The nose dipped farther, and Vari nodded nervously.
Speedo, who had been a true master of the airship’s helm, quickly took the controls, adjusting the elevator wheel until the inclinometers were level and the ship had stabilized. He paused then, but only briefly. He now had his ship back—and although it meant abandoning his claim on the deadspot, he resolved not to return to Mary.
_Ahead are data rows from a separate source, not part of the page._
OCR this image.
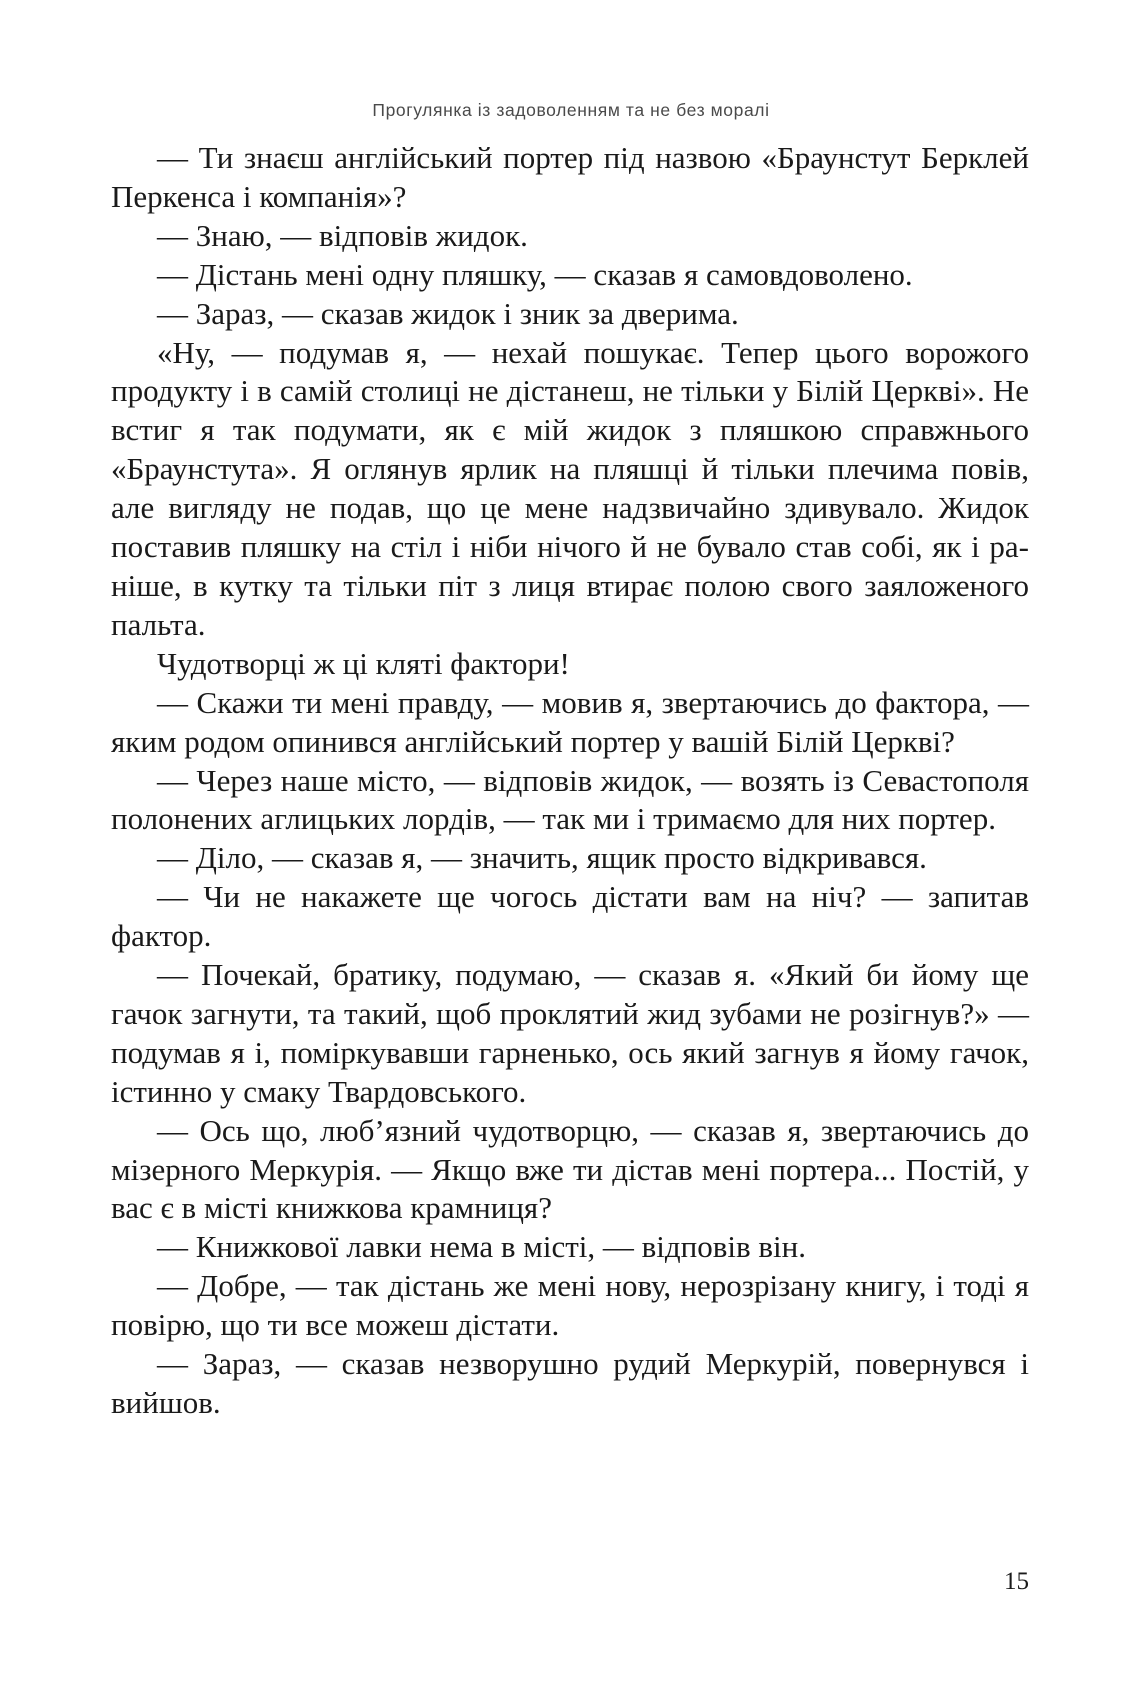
Прогулянка із задоволенням та не без моралі

— Ти знаєш англійський портер під назвою «Браунстут Берклей Перкенса і компанія»?

— Знаю, — відповів жидок.

— Дістань мені одну пляшку, — сказав я самовдоволено.

— Зараз, — сказав жидок і зник за дверима.

«Ну, — подумав я, — нехай пошукає. Тепер цього ворожого продукту і в самій столиці не дістанеш, не тільки у Білій Церкві». Не встиг я так подумати, як є мій жидок з пляшкою справжнього «Браунстута». Я оглянув ярлик на пляшці й тільки плечима повів, але вигляду не подав, що це мене надзвичайно здивувало. Жидок поставив пляшку на стіл і ніби нічого й не бувало став собі, як і раніше, в кутку та тільки піт з лиця втирає полою свого заяложеного пальта.

Чудотворці ж ці кляті фактори!

— Скажи ти мені правду, — мовив я, звертаючись до фактора, — яким родом опинився англійський портер у вашій Білій Церкві?

— Через наше місто, — відповів жидок, — возять із Севастополя полонених аглицьких лордів, — так ми і тримаємо для них портер.

— Діло, — сказав я, — значить, ящик просто відкривався.

— Чи не накажете ще чогось дістати вам на ніч? — запитав фактор.

— Почекай, братику, подумаю, — сказав я. «Який би йому ще гачок загнути, та такий, щоб проклятий жид зубами не розігнув?» — подумав я і, поміркувавши гарненько, ось який загнув я йому гачок, істинно у смаку Твардовського.

— Ось що, люб’язний чудотворцю, — сказав я, звертаючись до мізерного Меркурія. — Якщо вже ти дістав мені портера... Постій, у вас є в місті книжкова крамниця?

— Книжкової лавки нема в місті, — відповів він.

— Добре, — так дістань же мені нову, нерозрізану книгу, і тоді я повірю, що ти все можеш дістати.

— Зараз, — сказав незворушно рудий Меркурій, повернувся і вийшов.

15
Not now, not ever.
“We need to get more altitude, and we can’t do that in this storm,” Speedo told Vari. “We’ll go back over the deadspot—it’s quiet in the eye. Then, by the time we reach the far side, we’ll be high enough to make it through the storm.”
Speedo turned the ship around, and it began to rise as it crossed back over the deadspot.
Jix knew something had gone terribly wrong when he saw the Hindenburg soaring overhead with its gangway still open and the occasional warrior tumbling out. He looked back to take stock of the limited number of warriors with him now. There were thousands upon thousands of souls to fight Mary Hightower, but that meant nothing if they all were aboard an airship that was flying away.
Now, Mary’s children were coming out of hiding all around Jix, and there were lots of them—many more than the warriors who actually made it out of the airship. It looked like Mary’s children realized that too, because they didn’t seem frightened anymore. In fact, they were closing in.
Johnnie-O never got to the gangway before the ship took off. He got close, but something along the way stopped him. It was the statue of the king. Johnnie remembered how, when he and Charlie had first flown over the deadspot nearly a month ago, the airship had filled with sparks and silent lightning. Now, however, all the electrical charges seemed to be focused around the statue, creating pleasing patterns of light. Pleasing, at least, to him. Johnnie-O found himself mesmerized, unable to look away, and while the warriors had been frightened by it, sticking close to the stairwell wall on their way to the gangway, Johnnie could not stop looking at it.
Old thoughts began to play in his head. “It’s gotta mean something, don’t it, Charlie? The fact that I’m not a complete blithering idiot like you?” Although Johnnie-O didn’t know what the meaning was, he couldn’t help but think that his destiny, like Charlie’s, was somehow tied up with this statue.
He was so enthralled by it that he never even felt the ship leave the ground. It wasn’t until he heard a commanding yet whiny voice behind him that he broke out of his trance.
“Why are you staring at that statue?”
He turned to see what at first he thought was the king, but quickly he realized it was Vari wearing the king’s clothes.
“None of your business,” said Johnnie-O. “Get lost.”
Vari took a step forward, trying to look taller than he was. “I am your king now. All who disrespect me shall be cast down to Xibalba.” Then Vari looked at the statue. “When we return to the City of Souls, we will find your bucket of coins in the forge, and make a new face for the statue. My face.” He paused for a moment, then added, “And as punishment for your disrespect, you will be made to do it, by dipping those big fat hands of yours into the molten metal.”